A Tale of Rasmus – Roger Wilkins
Those of us who remember Marguerite Bay some 50 years ago may be classified by the younger FIDS as a bunch of Old Farts, reminiscing about a mythical, bygone, Golden Age, when men and dogs faced the Rugged South with some 2000km between us and the Edge of Civilization (aka Stanley). There is at least a little truth to this – remember Steve Vallance’s recounting of the evacuation of Rocky Hudson – but what you are about to read is not a tale of the normal kind, for this is a tale of a husky Old Fart, a Tale of Rasmus.
Those who remember him may also remember that, in a moment of compassion, to spare Rasmus from the lead tablet that would have dispatched him to the Great Span in the Sky, given his age and inability to continue as a useful work dog, Bert Conchie smuggled him onto his plane and flew him down to Fossil Bluff, for a peaceful retirement amongst the glaciologists.
The problem was that Rasmus never seemed to fully appreciate his lucky escape and was not always the harmless boon companion of those sojourning at The Bluff. Mentioning farts reminds me, for example, that Rasmus was always generous with what Dr Steve would likely refer to as his flatus. He always seemed grumpy and I suspect spent his days, generously filled with naps, reliving his glory days as king dog in his team (whether he was in reality or not). In other words, he would have fitted right in at any of our Reunions.
My knowledge of Rasmus began when I was sent down to The Bluff from Adelaide as the summer Met Observer. When not unloading the ships or shooting seal for the winter dog food, I seemed to spend a great part of my 3 summers down south at Fossil Bluff. This may, of course, have been because of my exceptional meteorological skills, hitherto unrevealed, but I suspect it had more to do with the fact that Dave Rowley shared my bunkroom at Adelaide during the months he was down flying each summer, and the attraction of a bunkroom to himself may have been a great attraction.

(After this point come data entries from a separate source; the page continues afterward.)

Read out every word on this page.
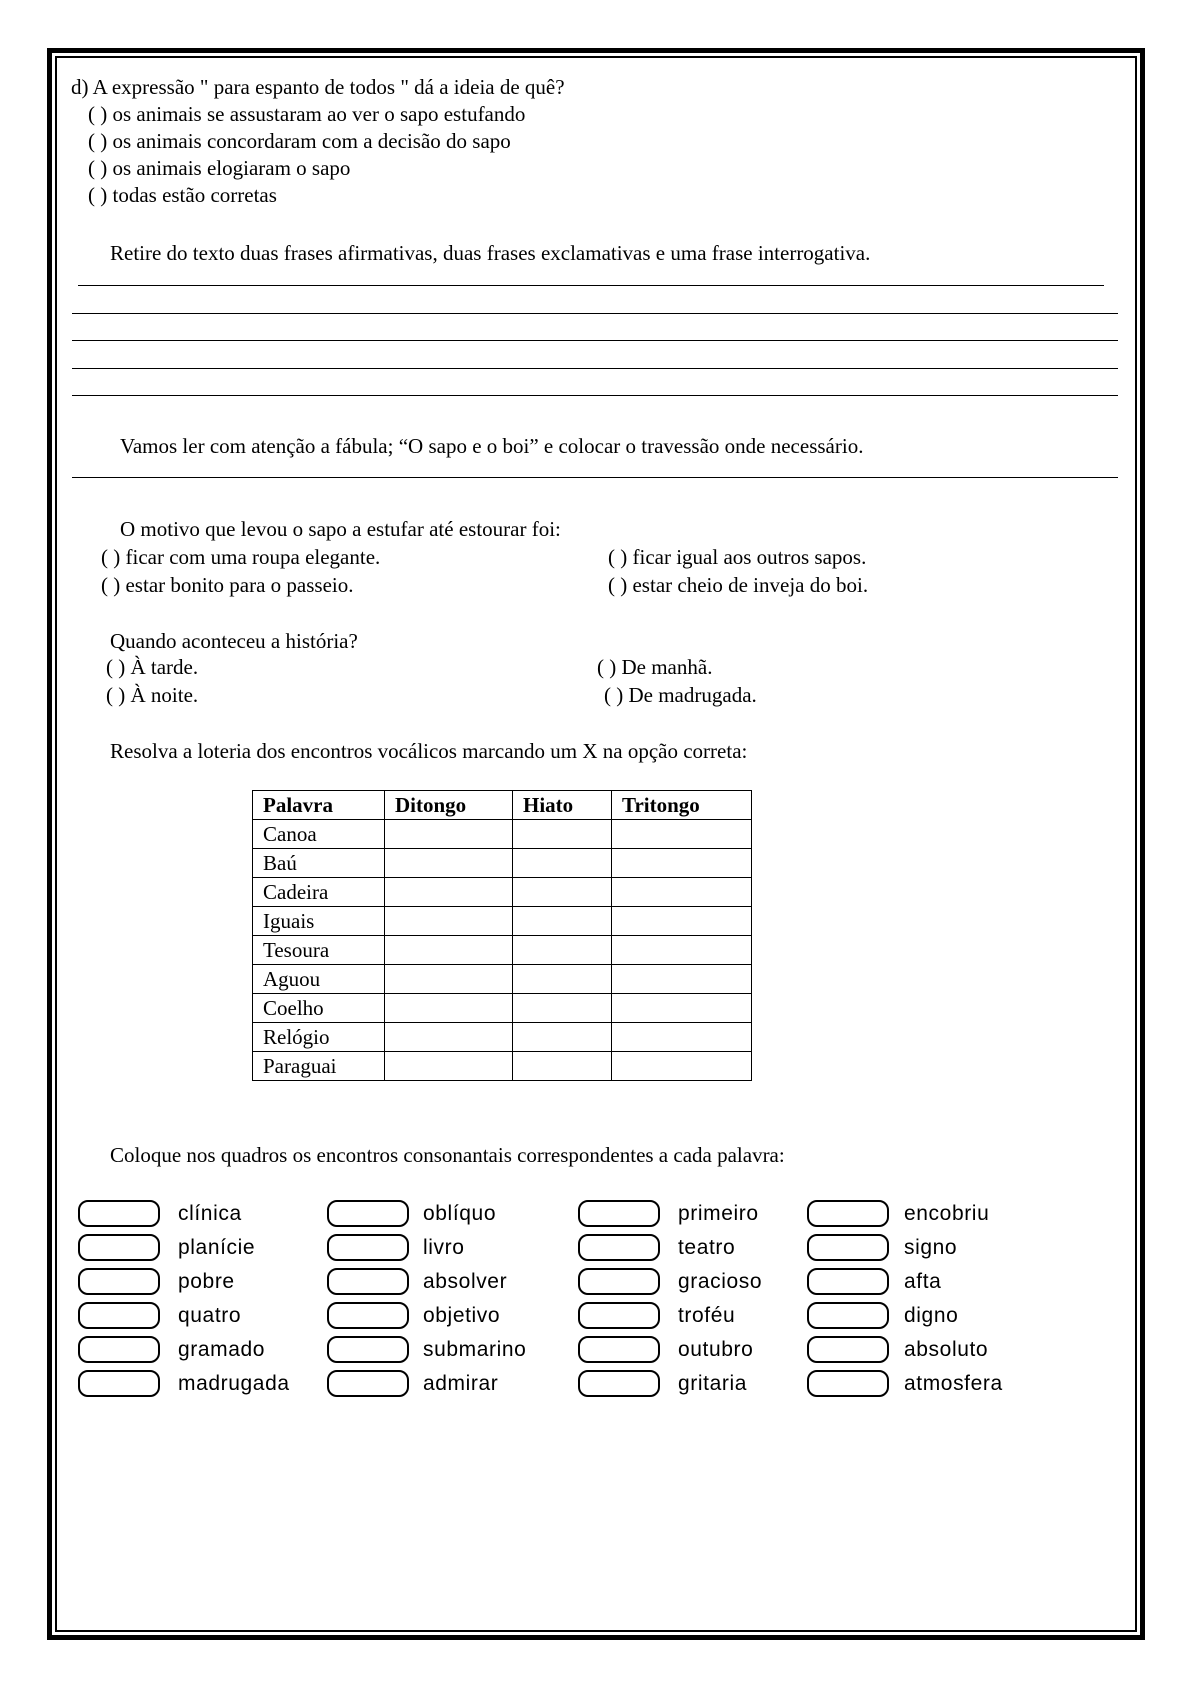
d) A expressão " para espanto de todos " dá a ideia de quê?
( ) os animais se assustaram ao ver o sapo estufando
( ) os animais concordaram com a decisão do sapo
( ) os animais elogiaram o sapo
( ) todas estão corretas
Retire do texto duas frases afirmativas, duas frases exclamativas e uma frase interrogativa.
Vamos ler com atenção a fábula; “O sapo e o boi” e colocar o travessão onde necessário.
O motivo que levou o sapo a estufar até estourar foi:
( ) ficar com uma roupa elegante.	( ) ficar igual aos outros sapos.
( ) estar bonito para o passeio.	( ) estar cheio de inveja do boi.
Quando aconteceu a história?
( ) À tarde.	( ) De manhã.
( ) À noite.	( ) De madrugada.
Resolva a loteria dos encontros vocálicos marcando um X na opção correta:
Palavra	Ditongo	Hiato	Tritongo
Canoa			
Baú			
Cadeira			
Iguais			
Tesoura			
Aguou			
Coelho			
Relógio			
Paraguai			
Coloque nos quadros os encontros consonantais correspondentes a cada palavra:
clínica
planície
pobre
quatro
gramado
madrugada
oblíquo
livro
absolver
objetivo
submarino
admirar
primeiro
teatro
gracioso
troféu
outubro
gritaria
encobriu
signo
afta
digno
absoluto
atmosfera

Anyway, my interactions with Rasmus were, as they say, legion, but the tale I will focus on occurred I think leading up to the Christmas of 1972. We had had sent down on the latest plane, for our Christmas feasting, a chicken and a leg of lamb. In the inevitable haste of turning the Twotter around, the precious fresh meat (likely the only fresh meat we would see again until the next summer) was taken to the hut and put on the table. The frantic turn-around and refueling of the plane eventually completed, we returned to the comfort of our one-room shack – to be met with a table utterly devoid of the slightest sign of meat of any kind. The day being beautifully sunny and warm, the door had been left open. Barring some alien visitation, there could be only one culprit – the recidivistic and recalcitrant Rasmus. He lay, apparently sated, near the entrance of the hut. He duly received his fair share of abuse and scorn, but was strangely unmoved and apparently entirely free from guilt. One might almost believe there could be discerned a certain sense of hurt that we could believe him capable of such a dastardly deed. He duly wandered off down onto the ice and proceeded to ignore us.
A few days later, however, one of us, stood in the doorway and enjoying the view over King George VI Sound, saw Rasmus apparently eating something some 100m or so away. Following the cry of discovery, we ran down to the ever more desperately chewing and gnawing Rasmus, in time to discover the still recognizable but sadly small remains of a chicken. The bastard hadn’t scoffed the lot straight away but had buried his ill-gotten gains for a more leisurely enjoyment of his crime. The question was, did these chicken remains constitute the second of his guilty feasts or only the first? We assumed he had buried his hoard in the snow, perhaps in two separate locations. Only constant observation would tell the tale. We proceeded to allocate watch times. Rasmus would not find his second feast so easy to accomplish. True enough, a day or two later, he was spotted digging. He had just managed to expose the leg of lamb when we arrived. He was no match for our determination, though his look spoke volumes of the perfidy of man. Our prize was taken in triumph back to the hut.
The question now, however, was whether the lamb was edible. It was maybe now a week since it had been unloaded from the plane and, buried though it might have been in the largest freezer in the world, the sun may still have played on it – and it had certainly spent some time in Rasmus’s drooling jaws. Only one thing for it – get on the radio and ask Mike to put the cook on the mic. I’m not sure whether it was Roger Barker or Al Wearden, I think they may have both been there between the ships arriving and finally departing, but the question was put – can we eat it? How chewed was it, we were asked? Very little, was the reply. Is it showing signs of being rotten or putrid? Maybe a little green in a few places, we said. Some judicious cutting revealed this discolouration did not proceed very far below the surface and those areas were duly trimmed off. Should be OK, then. Just resist the temptation to go for a rare roast. Cook it thoroughly.
Which we did and had half our Christmas feast at least! In case you are wondering, we did not give the bone to Rasmus.